Results: Eleven significant specific associations were found with different clinical manifestations, involving 7 HLA variants and 8 clinical manifestations. Classical allele DQA1*0201 was found to be associated with an increased risk of jaw claudication (p=4.04x10 -12 ), later onset (p=4.39x10 -12 ) and cranial subtype (p=6.77x10 -11 ). In contrast, DQB1*0602 showed a protective effect for later onset (p=2.10x10 -19 ) and cranial GCA (p=9.58x10 -20 ). Independently, the rs5026743 variant also presented a protective effect for cranial GCA (p=2.72x10 -61 ). Regarding other manifestations, histidine at amino acid position 96 of the DRB1 molecule was found to confer protection specifically in patients with polymyalgia rheumatica (p=7.15x10 -15 ). Other associations were identified with visual manifestations (rs204993, p=1.42x10 -10 ), permanent visual loss (rs9275602, p=1.21x10-8), irreversible occlusive disease (rs9275602, p=1.59x10 -10 ) and severe ischemic manifestations (rs3130286, p=5.97x10 -16 ). LCA integrating 7 HLA and 7 non-HLA genetic variants showed that genetic predisposition for clinical manifestations of GCA could be robustly summarized into 4 genetic classes, with 91.2% of individuals showing a predominant class with >90% certainty. GCA genetic classes showed significant differences in several clinical manifestations (Figure 1). Class 1 (n=853) showed a cranial-predominant profile, with higher prevalence of jaw claudication, headache, and severe ischemic manifestations. Class 2 (n=1,292) exhibited a heterogeneous pattern of cranial and extracranial features. Class 3 (n=516) displayed an extracranial-leaning profile, characterized by higher prevalence of polymyalgia rheumatica and limb claudication, and reduced visual manifestations. Class 4 (n=809) was enriched for ischemic features, including permanent visual loss, comprising a potentially high-risk genetic subgroup.

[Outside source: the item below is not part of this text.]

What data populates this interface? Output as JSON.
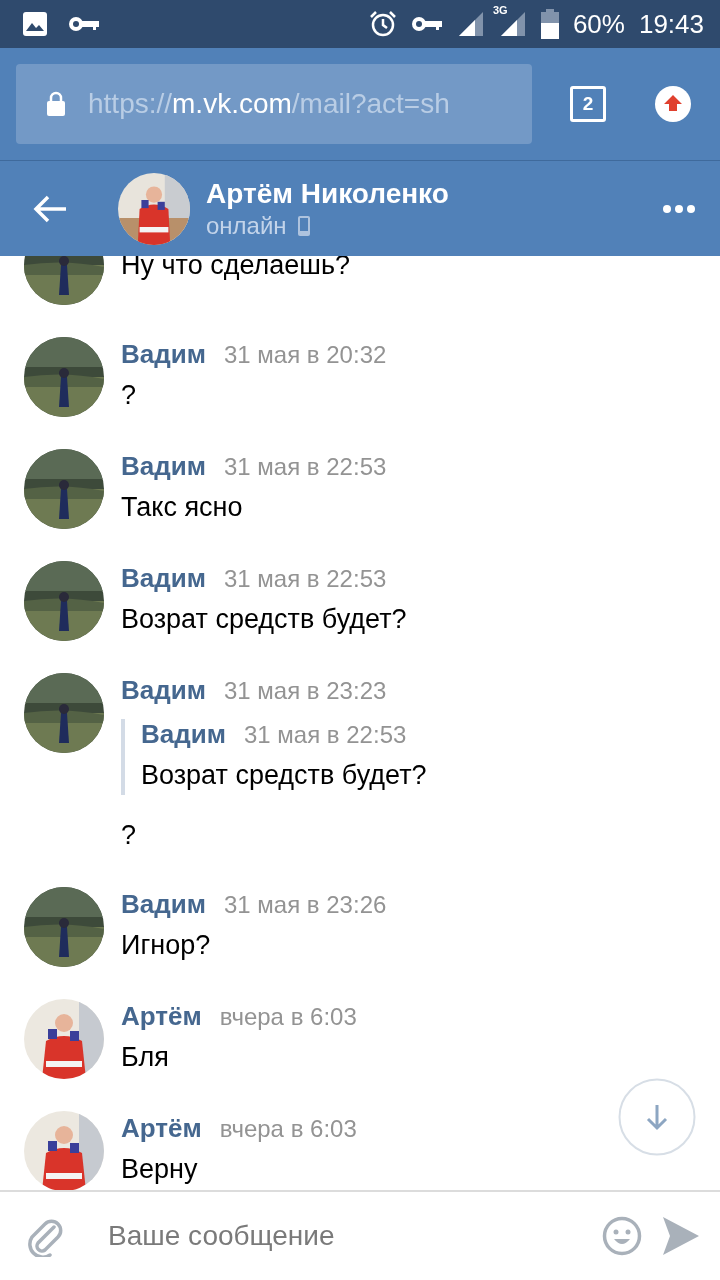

Conclusions: HLA genetic variation contributes to the clinical heterogeneity of giant cell arteritis by influencing susceptibility to specific disease features. Integration of manifestation-specific genetic associations identified four genetic classes with distinct clinical profiles. These results may facilitate the clinical translation of genetic advances in GCA. In particular, this study identified a high-risk genetic subgroup (class 4) characterized by severe ischemic and visual manifestations that are not necessarily preceded by milder or more easily detectable symptoms, and which,therefore, may benefit from closer monitoring and targeted follow-up strategies, pending validation in independent cohorts. Altogether, these results highlight the potential of integrating genetic biomarkers to support the development of more precise, genetically-informed approaches to patient stratification and management in GCA.
Clinical characteristics of the cohort of patients with giant cell arteritis.
Table 1.
Distribution of clinical manifestations by genetic class, shown as deviation from the cohort mean prevalence. *Significant correlation of the prevalence of the manifestation when comparing a specific class against all others (FDR < 0.05). JawC, jaw claudication; LimbC, limb claudication; IOD, irreversible occlusive disease; PMR, polymyalgia rheumatica; PVL, permanent vision loss; SIM, severe ischemic manifestations; VM, visual manifestations.
REFERENCES: [1] Borrego-Yaniz G, et al. Lancet Rheumatol. 2024; 6(6):e374-83.
[2] Borrego-Yaniz G, et al. Ann Rheum Dis. 2025; 84:386-7.
Acknowledgments: NIL.
Disclosure of Interests: None declared.